Movie Details: View Here
Eliza Reads To Us: Co-Star Eliza Bennett Shares A Favorite Inkheart Passage Not In The Movie, Accompanied By Cornelia Funke Illustrations
Video: Widescreen 1.85:1 Color (Anamorphic)
Standard 1.33:1 Color
Audio: English: Dolby Digital 5.1 [CC]
Subtitles: English, Spanish
Run Time: 106 min
Synopsis from DVD Cover:
When Mo Folchart reads a story, the characters leap off the page. Literally. And that's a problem. Mo must somehow use his special powers to send the interlopers back to their world......and save ours. If ever a task was easier read than done, this is it. Mo and his daughter Meggie, aided by friends real and fictional, plunge into a thrilling quest that pits them against diabolical villains, fantastic beasts and dangers at every turn.
Book loving kids (and adults) have a new story to love. "Inkheart" is a grand adventure, pulling in evil villains, eccentric aunts, a plucky heroine, and a novel's worth of literary references to give a whole new generation its own "Neverending Story." Yeah, there was that OTHER film where stories come to life (you know, with Sandler and a guinea pig), but where that one was cute in its way, this magical little movie embraces the very art of storytelling and writing - not to mention reading-in a fairytale of love, adventure, and the wonder of fiction.
We first meet Mortimer "Mo" Folchart (Brendan Fraser) as he reads the classic story of "Little Red Riding Hood" aloud to his daughter - prompting a lovely red riding hood to float down from the sky. Twelve years later, "book doctor" Mo and his daughter Meggie (Eliza Bennett) are perusing a marketplace in Germany where Mo has plans to search an old bookshop for a mysterious book that has eluded him for years - a paperback, we discover, called "Inkheart." Seems Mo is a Silvertongue - when he reads, he can bring things out of the book he's reading (twelve years ago, he brought out some of the characters in "Inkheart"), but someone else goes in (his wife Resa went in). What ensues is an exciting adventure in which Mo, Meggie, and a cast of friends and family work against evil villains and frightening shadow-y things to save Resa and the world. Yay books!
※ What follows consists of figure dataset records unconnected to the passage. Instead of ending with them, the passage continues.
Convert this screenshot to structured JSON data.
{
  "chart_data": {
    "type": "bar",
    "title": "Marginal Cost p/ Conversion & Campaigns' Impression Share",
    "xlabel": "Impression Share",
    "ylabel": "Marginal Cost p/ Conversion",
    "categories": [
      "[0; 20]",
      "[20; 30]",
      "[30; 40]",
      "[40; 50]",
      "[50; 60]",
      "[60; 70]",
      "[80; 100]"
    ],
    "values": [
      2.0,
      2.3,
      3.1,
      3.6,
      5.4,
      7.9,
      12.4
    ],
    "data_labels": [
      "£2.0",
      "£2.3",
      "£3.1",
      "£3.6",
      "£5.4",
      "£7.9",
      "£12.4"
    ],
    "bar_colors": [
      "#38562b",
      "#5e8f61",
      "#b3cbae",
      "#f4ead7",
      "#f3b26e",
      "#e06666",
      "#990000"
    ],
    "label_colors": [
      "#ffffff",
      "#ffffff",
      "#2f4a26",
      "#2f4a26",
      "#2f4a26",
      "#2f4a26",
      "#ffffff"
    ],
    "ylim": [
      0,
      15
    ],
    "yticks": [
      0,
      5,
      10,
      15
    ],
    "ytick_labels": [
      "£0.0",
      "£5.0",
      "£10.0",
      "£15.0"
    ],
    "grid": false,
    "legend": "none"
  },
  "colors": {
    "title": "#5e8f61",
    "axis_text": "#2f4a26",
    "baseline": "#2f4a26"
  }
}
Now, having said that, I never read the original series of books by Cornelia Funke, so I can't say if this adaptation is anywhere near faithful. What I can say is this is a movie for the little bookworm writer girl I used to be. How fantastic is it to not only imagine that writing and reading can create real Totos and Arabian thieves, but that characters are living, breathing entities with lives and loves of their own that go on long after we've closed their pages? Fraser is always a good hero, and Bennett is a surprisingly natural, smart young lady who never comes off too precocious or too cool - she's a book girl, too. I think the story goes to Paul Bettany as Dustfinger, who conveys a depth of character that's both heroic and selfish, perfectly embodying a complex man who, even though he's fictional two times over, becomes very real. Everyone is good though - Helen Mirren gets off some great one-liners, and Andy Serkis is quite evil. There's never a slow down in the action, the visual effects never go over the top, and even though there's a set up for a sequel, it doesn't feel like that's the whole point, which is often the case in these types of films.
Unfortunately for DVD audiences, we don't get nearly as much as those Blu-ray guys. The only Special Feature is a reading by the very talented Bennett of her favorite part of the source material that didn't make it into the movie, accompanied by illustrations from Funke herself. It's a nice extra, especially for fans of the book, but again, it's the ONLY extra, and with a film this rich in story, effects, cast, and literary history, it's a disappointment.
Despite a lackluster Extras package, "Inkheart" is a terrific modern fairytale that will grab your imagination and make you want to read a really good story - or better yet, right one.